Shielded from the horrors

Sue Ivines,
Born 1958

Sue Ivines

"My mother was strict chapel. She wouldn't even have playing cards in the house. Although we had a television, the viewing hours were very tightly controlled.

"She wanted to protect my sister Victoria and me from the horrors of the world. She didn't believe it was right for children to see things which might disturb them or upset them.

"It's not as though we were cut off from the world. In fact my father was a technical director in heavy engineering.

"He travelled all over the world, so we knew what the world was all about.

"I remember writing a school project about the work he had been doing in Karachi.
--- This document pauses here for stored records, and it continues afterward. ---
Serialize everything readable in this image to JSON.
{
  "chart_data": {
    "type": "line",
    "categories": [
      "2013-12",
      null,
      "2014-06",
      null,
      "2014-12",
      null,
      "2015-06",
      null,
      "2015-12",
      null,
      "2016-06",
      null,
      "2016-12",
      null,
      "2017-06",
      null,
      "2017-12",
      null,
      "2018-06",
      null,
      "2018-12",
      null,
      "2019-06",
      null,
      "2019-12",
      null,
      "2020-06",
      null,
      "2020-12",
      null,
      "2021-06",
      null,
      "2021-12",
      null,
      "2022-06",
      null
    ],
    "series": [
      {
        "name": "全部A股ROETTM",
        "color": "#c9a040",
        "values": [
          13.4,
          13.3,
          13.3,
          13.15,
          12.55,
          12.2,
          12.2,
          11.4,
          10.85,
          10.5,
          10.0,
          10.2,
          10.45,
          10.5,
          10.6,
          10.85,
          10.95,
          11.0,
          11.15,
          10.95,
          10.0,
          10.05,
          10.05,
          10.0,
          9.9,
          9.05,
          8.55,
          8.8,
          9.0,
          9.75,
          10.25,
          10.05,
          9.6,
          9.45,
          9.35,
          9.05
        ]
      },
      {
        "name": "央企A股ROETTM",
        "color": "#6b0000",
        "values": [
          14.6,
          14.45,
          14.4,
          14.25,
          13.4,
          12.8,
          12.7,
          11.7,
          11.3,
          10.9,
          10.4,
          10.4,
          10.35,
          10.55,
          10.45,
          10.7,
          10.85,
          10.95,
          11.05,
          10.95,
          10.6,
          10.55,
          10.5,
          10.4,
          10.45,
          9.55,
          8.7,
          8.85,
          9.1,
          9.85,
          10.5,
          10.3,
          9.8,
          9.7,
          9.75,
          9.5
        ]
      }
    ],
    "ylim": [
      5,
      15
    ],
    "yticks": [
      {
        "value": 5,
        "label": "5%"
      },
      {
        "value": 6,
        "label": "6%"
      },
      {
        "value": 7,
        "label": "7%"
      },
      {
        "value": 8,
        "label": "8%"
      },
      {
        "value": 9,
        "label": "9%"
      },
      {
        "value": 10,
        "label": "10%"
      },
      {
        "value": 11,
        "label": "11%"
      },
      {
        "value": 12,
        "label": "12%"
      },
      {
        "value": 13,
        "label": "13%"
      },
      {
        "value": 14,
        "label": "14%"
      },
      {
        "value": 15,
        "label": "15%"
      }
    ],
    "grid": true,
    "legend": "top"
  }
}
It was just that we were shielded from a lot of the news.

"You know how everyone says they remember exactly what they were doing when President Kennedy was assassinated?

"Well, I don't. And I hardly remember seeing anything on television about the war in Vietnam, either.

"You can imagine how it was coming from that sort of background into office life. On the first day I started work in Wolverhampton, they were collecting the betting slips for the bookie's. When I got home I said to my mother: 'Guess what I've been doing today . . .'

"I am sure a lot of other mothers feel the same way about some of the things happening in the news.

"I wasn't surprised to see in 1999 that families in the United States were trying to protect their children from the details of what happened with Bill Clinton and Monica Lewinsky in the Oval Office."